Does $\sqrt{2}+\sqrt{3}+\sqrt{5}\in\mathbb{Q}$ imply that $\sqrt{2}+\sqrt{3}-\sqrt{5}\in\mathbb{Q}$?

Question

Suppose $\sqrt{2}+\sqrt{3}+\sqrt{5}\in\mathbb{Q}$. Does this imply that imply that $\sqrt{2}+\sqrt{3}-\sqrt{5}\in\mathbb{Q}$?

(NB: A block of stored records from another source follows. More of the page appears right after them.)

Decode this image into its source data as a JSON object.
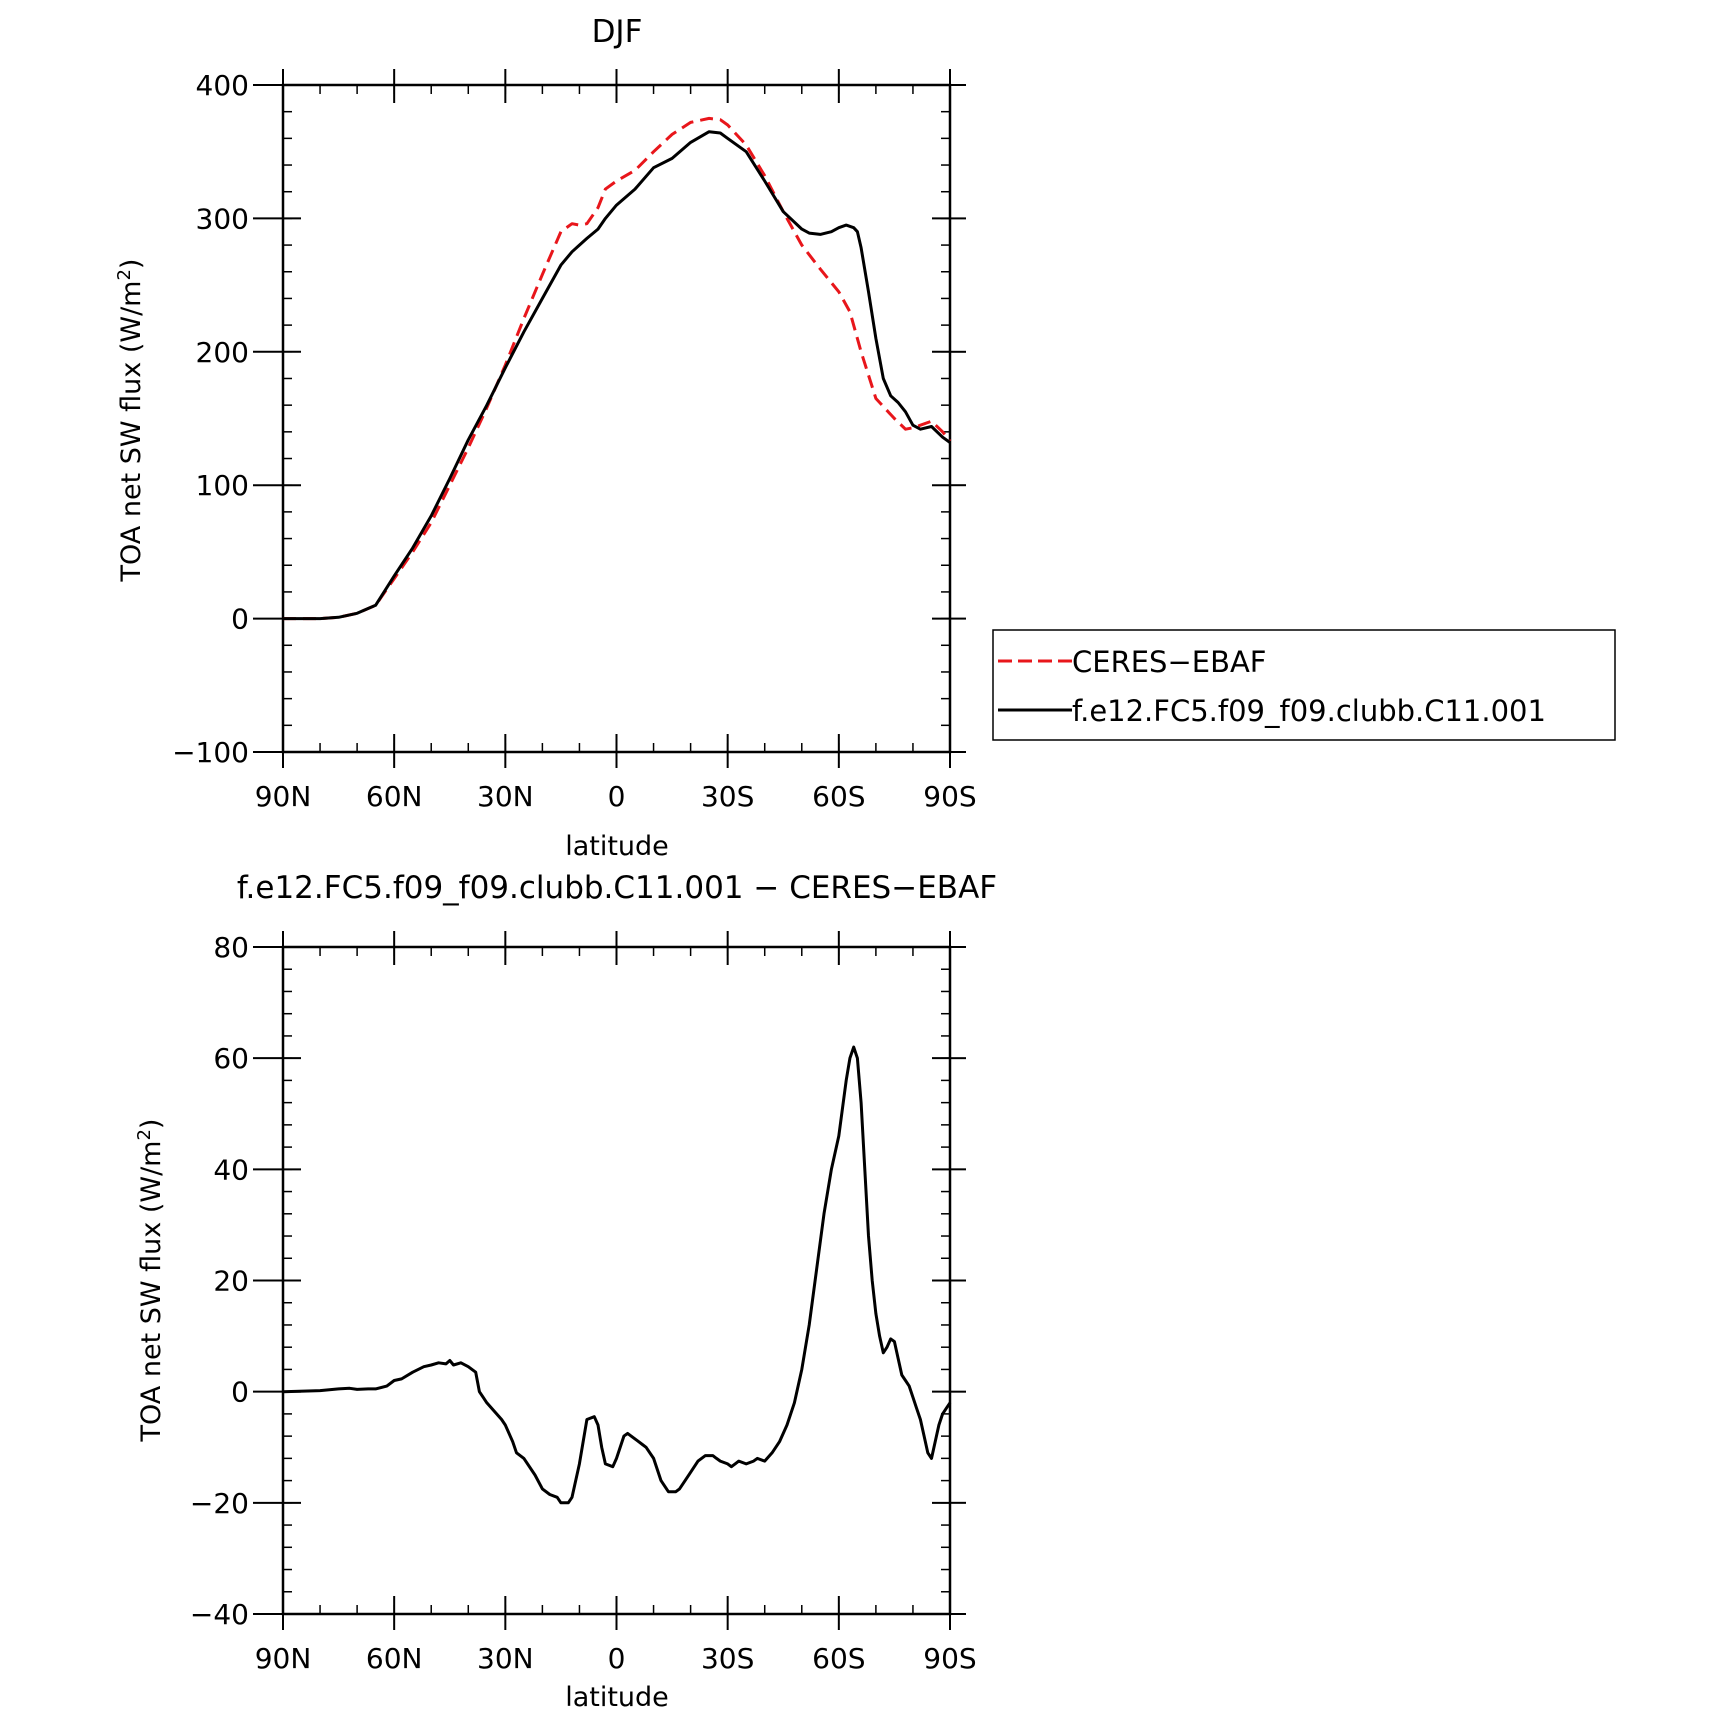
{
  "colors": {
    "obs": "#e8161b",
    "model": "#000000"
  },
  "charts": [
    {
      "title": "DJF",
      "xlabel": "latitude",
      "ylabel": "TOA net SW flux (W/m",
      "ylabel_sup": "2",
      "ylabel_close": ")",
      "xticks": [
        {
          "v": 90,
          "label": "90N"
        },
        {
          "v": 60,
          "label": "60N"
        },
        {
          "v": 30,
          "label": "30N"
        },
        {
          "v": 0,
          "label": "0"
        },
        {
          "v": -30,
          "label": "30S"
        },
        {
          "v": -60,
          "label": "60S"
        },
        {
          "v": -90,
          "label": "90S"
        }
      ],
      "yticks": [
        {
          "v": 400,
          "label": "400"
        },
        {
          "v": 300,
          "label": "300"
        },
        {
          "v": 200,
          "label": "200"
        },
        {
          "v": 100,
          "label": "100"
        },
        {
          "v": 0,
          "label": "0"
        },
        {
          "v": -100,
          "label": "−100"
        }
      ]
    },
    {
      "title": "f.e12.FC5.f09_f09.clubb.C11.001 − CERES−EBAF",
      "xlabel": "latitude",
      "ylabel": "TOA net SW flux (W/m",
      "ylabel_sup": "2",
      "ylabel_close": ")",
      "xticks": [
        {
          "v": 90,
          "label": "90N"
        },
        {
          "v": 60,
          "label": "60N"
        },
        {
          "v": 30,
          "label": "30N"
        },
        {
          "v": 0,
          "label": "0"
        },
        {
          "v": -30,
          "label": "30S"
        },
        {
          "v": -60,
          "label": "60S"
        },
        {
          "v": -90,
          "label": "90S"
        }
      ],
      "yticks": [
        {
          "v": 80,
          "label": "80"
        },
        {
          "v": 60,
          "label": "60"
        },
        {
          "v": 40,
          "label": "40"
        },
        {
          "v": 20,
          "label": "20"
        },
        {
          "v": 0,
          "label": "0"
        },
        {
          "v": -20,
          "label": "−20"
        },
        {
          "v": -40,
          "label": "−40"
        }
      ]
    }
  ],
  "legend": [
    {
      "name": "CERES−EBAF",
      "style": "dashed",
      "color": "#e8161b"
    },
    {
      "name": "f.e12.FC5.f09_f09.clubb.C11.001",
      "style": "solid",
      "color": "#000000"
    }
  ],
  "chart_data": [
    {
      "type": "line",
      "title": "DJF",
      "xlabel": "latitude",
      "ylabel": "TOA net SW flux (W/m2)",
      "xlim": [
        90,
        -90
      ],
      "ylim": [
        -100,
        400
      ],
      "series": [
        {
          "name": "CERES−EBAF",
          "x": [
            90,
            85,
            80,
            75,
            70,
            65,
            60,
            55,
            50,
            45,
            40,
            35,
            30,
            25,
            20,
            15,
            12,
            10,
            8,
            5,
            3,
            0,
            -5,
            -10,
            -15,
            -20,
            -25,
            -28,
            -30,
            -35,
            -40,
            -45,
            -50,
            -55,
            -60,
            -63,
            -66,
            -70,
            -75,
            -78,
            -80,
            -82,
            -85,
            -88,
            -90
          ],
          "y": [
            0,
            0,
            0,
            1,
            4,
            10,
            30,
            50,
            72,
            100,
            128,
            158,
            190,
            225,
            258,
            290,
            296,
            295,
            296,
            308,
            322,
            328,
            336,
            350,
            363,
            372,
            375,
            374,
            370,
            355,
            332,
            305,
            280,
            262,
            245,
            230,
            200,
            165,
            150,
            142,
            143,
            145,
            148,
            140,
            133
          ]
        },
        {
          "name": "f.e12.FC5.f09_f09.clubb.C11.001",
          "x": [
            90,
            85,
            80,
            75,
            70,
            65,
            60,
            55,
            50,
            45,
            40,
            35,
            30,
            25,
            20,
            15,
            12,
            10,
            8,
            5,
            3,
            0,
            -5,
            -10,
            -15,
            -20,
            -25,
            -28,
            -30,
            -35,
            -40,
            -45,
            -50,
            -52,
            -55,
            -58,
            -60,
            -62,
            -64,
            -65,
            -66,
            -68,
            -70,
            -72,
            -74,
            -76,
            -78,
            -80,
            -82,
            -85,
            -88,
            -90
          ],
          "y": [
            0,
            0,
            0,
            1,
            4,
            10,
            32,
            53,
            77,
            105,
            134,
            160,
            188,
            215,
            240,
            265,
            275,
            280,
            285,
            292,
            300,
            310,
            322,
            338,
            345,
            357,
            365,
            364,
            360,
            350,
            328,
            305,
            292,
            289,
            288,
            290,
            293,
            295,
            293,
            290,
            278,
            245,
            210,
            180,
            167,
            162,
            155,
            145,
            142,
            144,
            136,
            132
          ]
        }
      ]
    },
    {
      "type": "line",
      "title": "f.e12.FC5.f09_f09.clubb.C11.001 − CERES−EBAF",
      "xlabel": "latitude",
      "ylabel": "TOA net SW flux (W/m2)",
      "xlim": [
        90,
        -90
      ],
      "ylim": [
        -40,
        80
      ],
      "series": [
        {
          "name": "",
          "x": [
            90,
            80,
            75,
            72,
            70,
            67,
            65,
            62,
            60,
            58,
            55,
            52,
            50,
            48,
            46,
            45,
            44,
            42,
            40,
            38,
            37,
            36,
            35,
            33,
            31,
            30,
            28,
            27,
            25,
            22,
            20,
            18,
            16,
            15,
            13,
            12,
            10,
            8,
            6,
            5,
            4,
            3,
            1,
            0,
            -2,
            -3,
            -5,
            -6,
            -7,
            -8,
            -10,
            -12,
            -14,
            -16,
            -17,
            -18,
            -20,
            -22,
            -24,
            -26,
            -27,
            -28,
            -30,
            -31,
            -32,
            -33,
            -35,
            -37,
            -38,
            -40,
            -42,
            -44,
            -46,
            -48,
            -50,
            -52,
            -54,
            -56,
            -58,
            -60,
            -61,
            -62,
            -63,
            -64,
            -65,
            -66,
            -67,
            -68,
            -69,
            -70,
            -71,
            -72,
            -73,
            -74,
            -75,
            -76,
            -77,
            -78,
            -79,
            -80,
            -81,
            -82,
            -83,
            -84,
            -85,
            -86,
            -87,
            -88,
            -89,
            -90
          ],
          "y": [
            0,
            0.2,
            0.5,
            0.6,
            0.4,
            0.5,
            0.5,
            1,
            2,
            2.3,
            3.5,
            4.5,
            4.8,
            5.2,
            5,
            5.6,
            4.8,
            5.2,
            4.5,
            3.5,
            0,
            -1,
            -2,
            -3.5,
            -5,
            -6,
            -9,
            -11,
            -12,
            -15,
            -17.5,
            -18.5,
            -19,
            -20,
            -20,
            -19,
            -13,
            -5,
            -4.5,
            -6,
            -10,
            -13,
            -13.5,
            -12,
            -8,
            -7.5,
            -8.5,
            -9,
            -9.5,
            -10,
            -12,
            -16,
            -18,
            -18,
            -17.5,
            -16.5,
            -14.5,
            -12.5,
            -11.5,
            -11.5,
            -12,
            -12.5,
            -13,
            -13.5,
            -13,
            -12.5,
            -13,
            -12.5,
            -12,
            -12.5,
            -11,
            -9,
            -6,
            -2,
            4,
            12,
            22,
            32,
            40,
            46,
            51,
            56,
            60,
            62,
            60,
            52,
            40,
            28,
            20,
            14,
            10,
            7,
            8,
            9.5,
            9,
            6,
            3,
            2,
            1,
            -1,
            -3,
            -5,
            -8,
            -11,
            -12,
            -9,
            -6,
            -4,
            -3,
            -2
          ]
        }
      ]
    }
  ]
}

If you only have two of these radicals, it follows easily as if $\sqrt{2}+\sqrt{3}\in\mathbb{Q}$ then $\sqrt{2}-\sqrt{3}=\frac{-1}{\sqrt{2}+\sqrt{3}}$ so $\sqrt{2}-\sqrt{3}\in\mathbb{Q}$, but I can't seem to use this method for sums of three radicals.

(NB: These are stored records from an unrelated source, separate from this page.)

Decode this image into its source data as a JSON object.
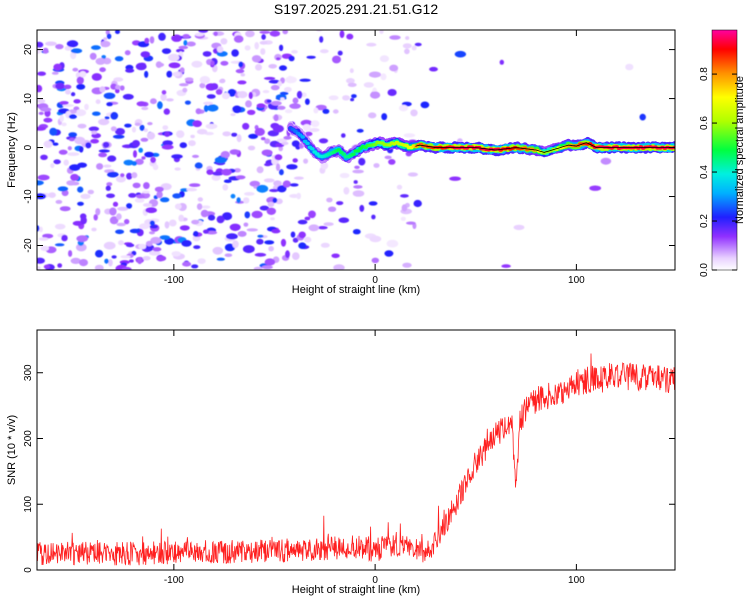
{
  "title": "S197.2025.291.21.51.G12",
  "chart_data": [
    {
      "type": "heatmap",
      "title": "S197.2025.291.21.51.G12",
      "xlabel": "Height of straight line (km)",
      "ylabel": "Frequency (Hz)",
      "xlim": [
        -168,
        149
      ],
      "ylim": [
        -25,
        24
      ],
      "xticks": [
        -100,
        0,
        100
      ],
      "yticks": [
        -20,
        -10,
        0,
        10,
        20
      ],
      "colorbar": {
        "label": "Normalized spectral amplitude",
        "range": [
          0,
          0.98
        ],
        "ticks": [
          0.0,
          0.2,
          0.4,
          0.6,
          0.8
        ],
        "tick_labels": [
          "0.0",
          "0.2",
          "0.4",
          "0.6",
          "0.8"
        ]
      },
      "signal_track": {
        "description": "frequency of the strong narrow-band signal vs height",
        "x": [
          -42,
          -38,
          -34,
          -30,
          -26,
          -22,
          -18,
          -14,
          -10,
          -6,
          -2,
          2,
          6,
          10,
          14,
          18,
          22,
          30,
          40,
          50,
          60,
          70,
          80,
          84,
          88,
          92,
          96,
          100,
          105,
          110,
          120,
          130,
          140,
          149
        ],
        "frequency": [
          4,
          3,
          1,
          -1,
          -2,
          -1,
          -0.5,
          -2,
          -1,
          0,
          0.5,
          1,
          0.5,
          1,
          0.5,
          0,
          0.5,
          0,
          0,
          0,
          -0.5,
          0,
          -0.5,
          -1,
          -0.5,
          0,
          0.5,
          0.3,
          1,
          0,
          0,
          0,
          0,
          0
        ],
        "amplitude": [
          0.25,
          0.3,
          0.35,
          0.4,
          0.4,
          0.45,
          0.5,
          0.45,
          0.5,
          0.5,
          0.55,
          0.6,
          0.6,
          0.65,
          0.65,
          0.7,
          0.85,
          0.9,
          0.95,
          0.95,
          0.95,
          0.9,
          0.8,
          0.6,
          0.6,
          0.7,
          0.8,
          0.85,
          0.9,
          0.95,
          0.95,
          0.95,
          0.95,
          0.95
        ]
      },
      "background_noise": "scattered low-amplitude (0.0-0.3) blobs across all frequencies, dense for heights below about 20 km and nearly absent above"
    },
    {
      "type": "line",
      "xlabel": "Height of straight line (km)",
      "ylabel": "SNR (10 * v/v)",
      "xlim": [
        -168,
        149
      ],
      "ylim": [
        0,
        365
      ],
      "xticks": [
        -100,
        0,
        100
      ],
      "yticks": [
        0,
        100,
        200,
        300
      ],
      "series": [
        {
          "name": "SNR",
          "color": "#ff2020",
          "x": [
            -168,
            -140,
            -120,
            -100,
            -80,
            -60,
            -40,
            -20,
            -10,
            0,
            10,
            20,
            25,
            30,
            35,
            40,
            45,
            50,
            55,
            60,
            65,
            68,
            69,
            70,
            71,
            72,
            75,
            80,
            90,
            100,
            110,
            120,
            130,
            140,
            149
          ],
          "values": [
            25,
            25,
            25,
            26,
            28,
            28,
            30,
            33,
            35,
            30,
            40,
            35,
            25,
            40,
            70,
            100,
            130,
            160,
            185,
            205,
            225,
            230,
            160,
            120,
            170,
            230,
            245,
            260,
            270,
            285,
            290,
            295,
            295,
            290,
            285
          ],
          "noise_amplitude": 18
        }
      ]
    }
  ]
}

If this is true for sums of three radicals, then it leads to an alternative proof of $\sqrt{2}+\sqrt{3}+\sqrt{5}\in\mathbb{R-Q}$

Suppose $\sqrt{2}+\sqrt{3}+\sqrt{5}\in\mathbb{Q}$.Then $\sqrt{2}+\sqrt{3}-\sqrt{5}\in\mathbb{Q}$, so $\sqrt{2}+\sqrt{3}+\sqrt{5}-(\sqrt{2}+\sqrt{3}-\sqrt{5})=2\sqrt{5}\in\mathbb{Q}$ which clearly false. Hence, $\sqrt{2}+\sqrt{3}+\sqrt{5}\in\mathbb{R-Q}$

I am not looking for proofs of $\sqrt{2}+\sqrt{3}+\sqrt{5}\in\mathbb{R-Q}$ ; I am just wondering if there is a way to make this method work.

Answer 1

If $\sqrt{2}+\sqrt{3}+\sqrt{5} \in \Bbb{Q}$ and $\sqrt{2}+\sqrt{3}-\sqrt{5} \in \Bbb{Q}$, then the difference is in $\Bbb{Q}$, and that would imply that $\sqrt{5} \in \Bbb{Q}$

Answer 2

One has that

$$a-\sqrt{b}=\frac{1}{a+\sqrt{b}}\cdot(a^2-b)$$

Take $a=\sqrt{2}+\sqrt{3}$ and $b=5$. Then

$$\sqrt{2}+\sqrt{3}-\sqrt{5}=\frac{1}{\sqrt{2}+\sqrt{3}+\sqrt{5}}\cdot(5+2\sqrt{6}-5)=\frac{2}{\sqrt{2}+\sqrt{3}+\sqrt{5}}\cdot\sqrt{6}$$

So, under the assumption that $\sqrt{2}+\sqrt{3}+\sqrt{5} \in \mathbb{Q}$, it is true that $\sqrt{2}+\sqrt{3}-\sqrt{5}\in \mathbb{Q}$ if and only if $\sqrt{6}\in\mathbb{Q}$.

Answer 3

$\sqrt{2} + \sqrt{3} + \sqrt{5}$ is not in $\Bbb{Q}$, so $\sqrt{2} + \sqrt{3} + \sqrt{5} \in \Bbb{Q}$ implies any proposition you like.

Answer 4

I suspect that your question is mis-phrased, in that you appear to be using the symbol $\mathbb{Q}$ to represent any field containing the given element, rather than its usual usage for 'the rationals'. If this is true, then the answer to the question you are really asking would be 'yes' - the extension of a field by the root of any quadratic [such as '$x^2$-5'] is automatically a splitting field, i.e it contains both roots [because their sum is the linear coefficient of the quadratic]. So $\mathbb{Q}(\sqrt{2})$ contains $\sqrt{2}$ and -$\sqrt{2}$, $\mathbb{Q}(\sqrt{2})(\sqrt{3})$ contains $\sqrt{2}$, -$\sqrt{2}$, $\sqrt{3}$ and -$\sqrt{3}$, and finally $\mathbb{Q}(\sqrt{2})(\sqrt{3})(\sqrt{5})$ contains $\sqrt{2}$, -$\sqrt{2}$, $\sqrt{3}$,-$\sqrt{3}$, $\sqrt{5}$ and -$\sqrt{5}$.